In a “humiliating” U-turn, the government dramatically announced it would not try to block a Labour motion calling for a privileges committee inquiry into claims the prime minister misled parliament.
Downing Street had initially attempted to delay that decision by tabling an amendment saying no decision should be taken until the police investigation into partygate is complete and Sue Gray has also published her report into the affair.
But in the face of a potential Tory backbench rebellion, No.10 announced it was withdrawing the amendment just minutes before MPs began debating the matter.
Conservative MPs will now be given a free vote on Labour’s original motion which means those who want to back it will be allowed to do so.
Following the U-turn, a No.10 spokesperson said: “The prime minister has always been clear that he’s happy to face whatever inquiries parliament sees fit and is happy for the House to decide how it wishes to proceed today and therefore will not be whipping Conservative MP’s.
“They are free to vote according to how they believe we should move forward on this.

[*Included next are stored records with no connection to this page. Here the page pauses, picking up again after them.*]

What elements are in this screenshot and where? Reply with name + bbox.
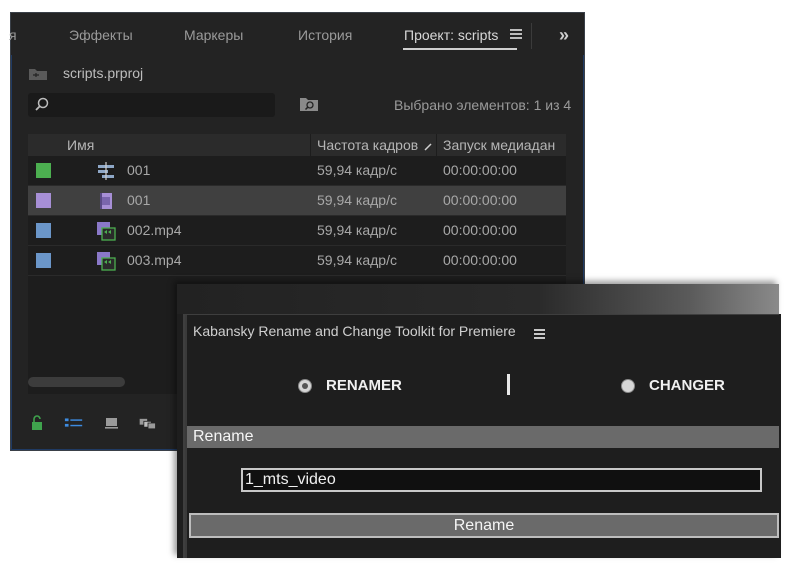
table-row[interactable]: 003.mp4 59,94 кадр/с 00:00:00:00	[28, 246, 566, 276]
item-media-start: 00:00:00:00	[443, 192, 517, 208]
panel-left-border	[183, 314, 185, 558]
column-divider	[310, 134, 311, 156]
panel-menu-icon[interactable]	[510, 29, 522, 39]
label-color-swatch[interactable]	[36, 163, 51, 178]
tab-bar: я Эффекты Маркеры История Проект: script…	[9, 13, 584, 55]
column-divider	[436, 134, 437, 156]
item-name: 001	[127, 162, 151, 178]
changer-label[interactable]: CHANGER	[649, 377, 725, 394]
panel-title: Kabansky Rename and Change Toolkit for P…	[193, 323, 516, 339]
changer-radio[interactable]	[621, 379, 635, 393]
tab-project[interactable]: Проект: scripts	[404, 27, 498, 43]
item-media-start: 00:00:00:00	[443, 252, 517, 268]
label-color-swatch[interactable]	[36, 223, 51, 238]
panel-menu-icon[interactable]	[534, 329, 545, 339]
panel-top-edge	[177, 284, 779, 314]
horizontal-scrollbar[interactable]	[28, 377, 125, 387]
label-color-swatch[interactable]	[36, 193, 51, 208]
rename-button[interactable]: Rename	[189, 513, 779, 538]
item-media-start: 00:00:00:00	[443, 162, 517, 178]
sequence-icon	[98, 162, 114, 180]
search-icon	[35, 97, 49, 111]
kabansky-toolkit-panel: Kabansky Rename and Change Toolkit for P…	[177, 284, 781, 558]
section-title: Rename	[193, 428, 254, 445]
item-media-start: 00:00:00:00	[443, 222, 517, 238]
sort-indicator-icon	[424, 143, 432, 151]
icon-view-icon[interactable]	[102, 415, 122, 431]
label-color-swatch[interactable]	[36, 253, 51, 268]
tab-effects[interactable]: Эффекты	[69, 27, 133, 43]
panel-top-border	[185, 314, 779, 315]
renamer-radio[interactable]	[298, 379, 312, 393]
rename-text-input[interactable]: 1_mts_video	[241, 468, 762, 492]
section-header-rename: Rename	[187, 426, 779, 448]
new-search-bin-icon[interactable]	[299, 97, 319, 112]
item-frame-rate: 59,94 кадр/с	[317, 252, 397, 268]
clip-icon	[100, 193, 112, 209]
item-name: 002.mp4	[127, 222, 182, 238]
item-frame-rate: 59,94 кадр/с	[317, 162, 397, 178]
project-folder-icon	[29, 69, 47, 80]
table-row[interactable]: 002.mp4 59,94 кадр/с 00:00:00:00	[28, 216, 566, 246]
project-file-name: scripts.prproj	[63, 65, 144, 81]
table-row[interactable]: 001 59,94 кадр/с 00:00:00:00	[28, 186, 566, 216]
search-input[interactable]	[28, 93, 275, 117]
item-name: 001	[127, 192, 151, 208]
video-file-icon	[97, 252, 116, 271]
tab-divider	[531, 23, 532, 49]
item-frame-rate: 59,94 кадр/с	[317, 222, 397, 238]
selection-status: Выбрано элементов: 1 из 4	[394, 97, 572, 113]
column-header-frame-rate[interactable]: Частота кадров	[317, 137, 418, 153]
list-view-icon[interactable]	[64, 415, 84, 431]
table-row[interactable]: 001 59,94 кадр/с 00:00:00:00	[28, 156, 566, 186]
column-header-name[interactable]: Имя	[67, 137, 94, 153]
column-header-media-start[interactable]: Запуск медиадан	[443, 137, 555, 153]
tab-markers[interactable]: Маркеры	[184, 27, 243, 43]
item-name: 003.mp4	[127, 252, 182, 268]
table-header: Имя Частота кадров Запуск медиадан	[28, 134, 566, 156]
tab-truncated[interactable]: я	[9, 27, 17, 43]
freeform-view-icon[interactable]	[138, 415, 158, 431]
renamer-label[interactable]: RENAMER	[326, 377, 402, 394]
tab-history[interactable]: История	[298, 27, 352, 43]
video-file-icon	[97, 222, 116, 241]
item-frame-rate: 59,94 кадр/с	[317, 192, 397, 208]
active-tab-indicator	[403, 48, 517, 50]
mode-divider	[507, 374, 510, 395]
double-chevron-right-icon[interactable]: »	[559, 25, 569, 46]
lock-open-icon[interactable]	[28, 415, 48, 431]
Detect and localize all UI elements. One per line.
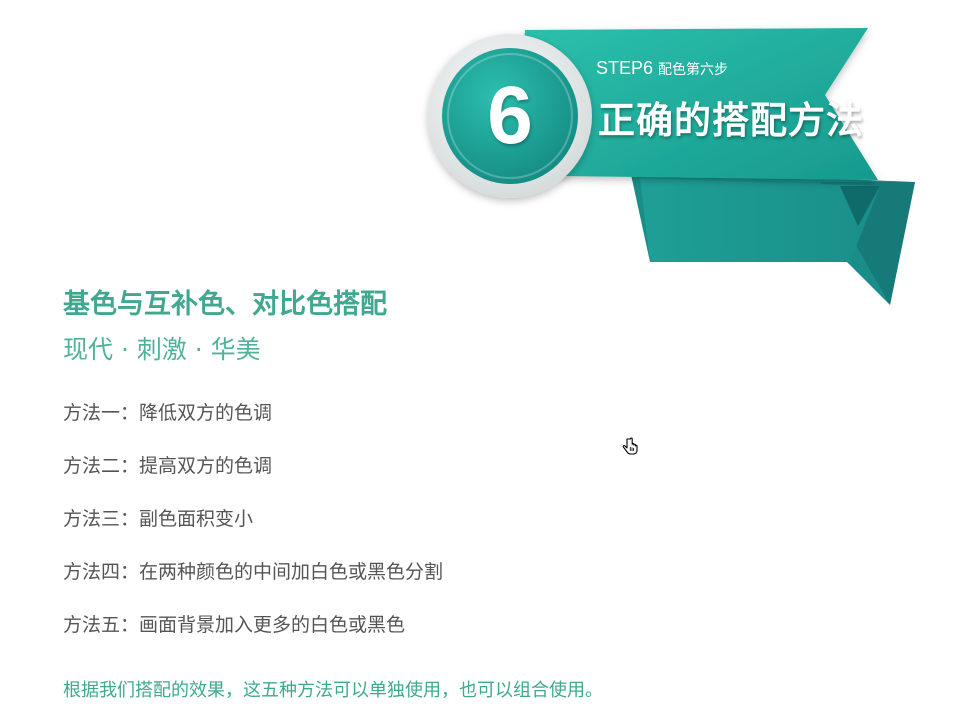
step-number: 6 xyxy=(487,70,533,161)
step-id: STEP6 xyxy=(596,58,654,78)
method-item: 方法二：提高双方的色调 xyxy=(63,455,273,477)
method-item: 方法三：副色面积变小 xyxy=(63,508,254,530)
step-label: STEP6 配色第六步 xyxy=(596,58,728,79)
slide: 6 STEP6 配色第六步 正确的搭配方法 基色与互补色、对比色搭配 现代 · 刺… xyxy=(0,0,960,718)
section-heading: 基色与互补色、对比色搭配 xyxy=(63,289,387,320)
banner-title: 正确的搭配方法 xyxy=(598,99,864,142)
step-subtitle: 配色第六步 xyxy=(658,62,729,78)
method-list: 方法一：降低双方的色调 方法二：提高双方的色调 方法三：副色面积变小 方法四：在… xyxy=(63,398,443,663)
method-item: 方法一：降低双方的色调 xyxy=(63,402,273,424)
method-item: 方法四：在两种颜色的中间加白色或黑色分割 xyxy=(63,561,444,583)
hand-pointer-icon xyxy=(622,437,638,455)
footer-note: 根据我们搭配的效果，这五种方法可以单独使用，也可以组合使用。 xyxy=(63,680,603,701)
section-subheading: 现代 · 刺激 · 华美 xyxy=(63,335,261,364)
method-item: 方法五：画面背景加入更多的白色或黑色 xyxy=(63,614,406,636)
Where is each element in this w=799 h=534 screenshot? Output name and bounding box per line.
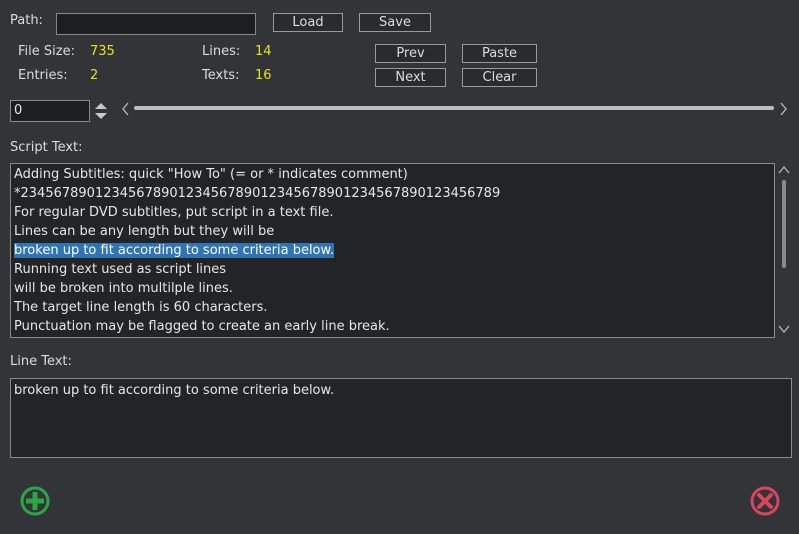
scroll-up-icon[interactable] — [777, 164, 791, 176]
line-text-label: Line Text: — [10, 354, 72, 369]
script-line-text: *234567890123456789012345678901234567890… — [14, 186, 501, 201]
clear-button[interactable]: Clear — [462, 68, 537, 87]
script-line-text: Punctuation may be flagged to create an … — [14, 319, 390, 334]
script-textarea[interactable]: Adding Subtitles: quick "How To" (= or *… — [10, 163, 775, 338]
script-line[interactable]: Adding Subtitles: quick "How To" (= or *… — [11, 165, 774, 184]
file-size-value: 735 — [90, 44, 115, 59]
paste-button[interactable]: Paste — [462, 44, 537, 63]
path-input[interactable] — [56, 13, 256, 35]
script-line-text: The target line length is 60 characters. — [14, 300, 268, 315]
script-line-text: will be broken into multilple lines. — [14, 281, 233, 296]
line-text-textarea[interactable]: broken up to fit according to some crite… — [10, 378, 792, 458]
lines-value: 14 — [255, 44, 272, 59]
script-line-text: For regular DVD subtitles, put script in… — [14, 205, 334, 220]
delete-icon[interactable] — [749, 485, 781, 517]
path-label: Path: — [10, 13, 43, 28]
script-line-text: Lines can be any length but they will be — [14, 224, 275, 239]
save-button[interactable]: Save — [359, 13, 431, 32]
prev-button[interactable]: Prev — [375, 44, 446, 63]
texts-label: Texts: — [202, 68, 240, 83]
script-line[interactable]: will be broken into multilple lines. — [11, 279, 774, 298]
entries-value: 2 — [90, 68, 99, 83]
script-line-text: Adding Subtitles: quick "How To" (= or *… — [14, 167, 408, 182]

“We tabled an amendment last night because we wanted to be explicit about ensuring Sue Gray is able to complete and publish her report without any further delay, as well as allow the Metropolitan Police to conclude their investigations.
“We now recognise that – in practice – this is almost certainly likely to be the case and therefore we are happy for the Labour motion to go through if that is the will of the House.”
Angela Rayner, Labour’s deputy leader, said the climbdown was “humiliating” for Conservative MPs.
“The government knew they couldn’t win this, the prime minister is bang to rights.
“Tory MPs should do the right thing, respect the sacrifices that their constituents made during the pandemic, and vote in the national interest.”
Police issued the prime minister with a fixed-penalty notice (FPN) for attending his own birthday party in the Cabinet Room of No.10 on June 2020.
He has accepted the police’s decision and paid the fine and on Wednesday admitted for the first time he had broken the law.
Yet the PM had repeatedly previously flat out denied any rules had been broken.
On December 1, 2021, Johnson told the Commons: “All guidance was followed completely in No.10.”
Later that month he also told parliament he was “sure that whatever happened, the guidance was followed and the rules were followed at all times”.
The ministerial code states that “ministers who knowingly mislead parliament will be expected to offer their resignation”.
If the Commons asks the privileges committee to open an inquiry later today, it will be come to a determination of whether or not Johnson was in “contempt” of parliament for having lied.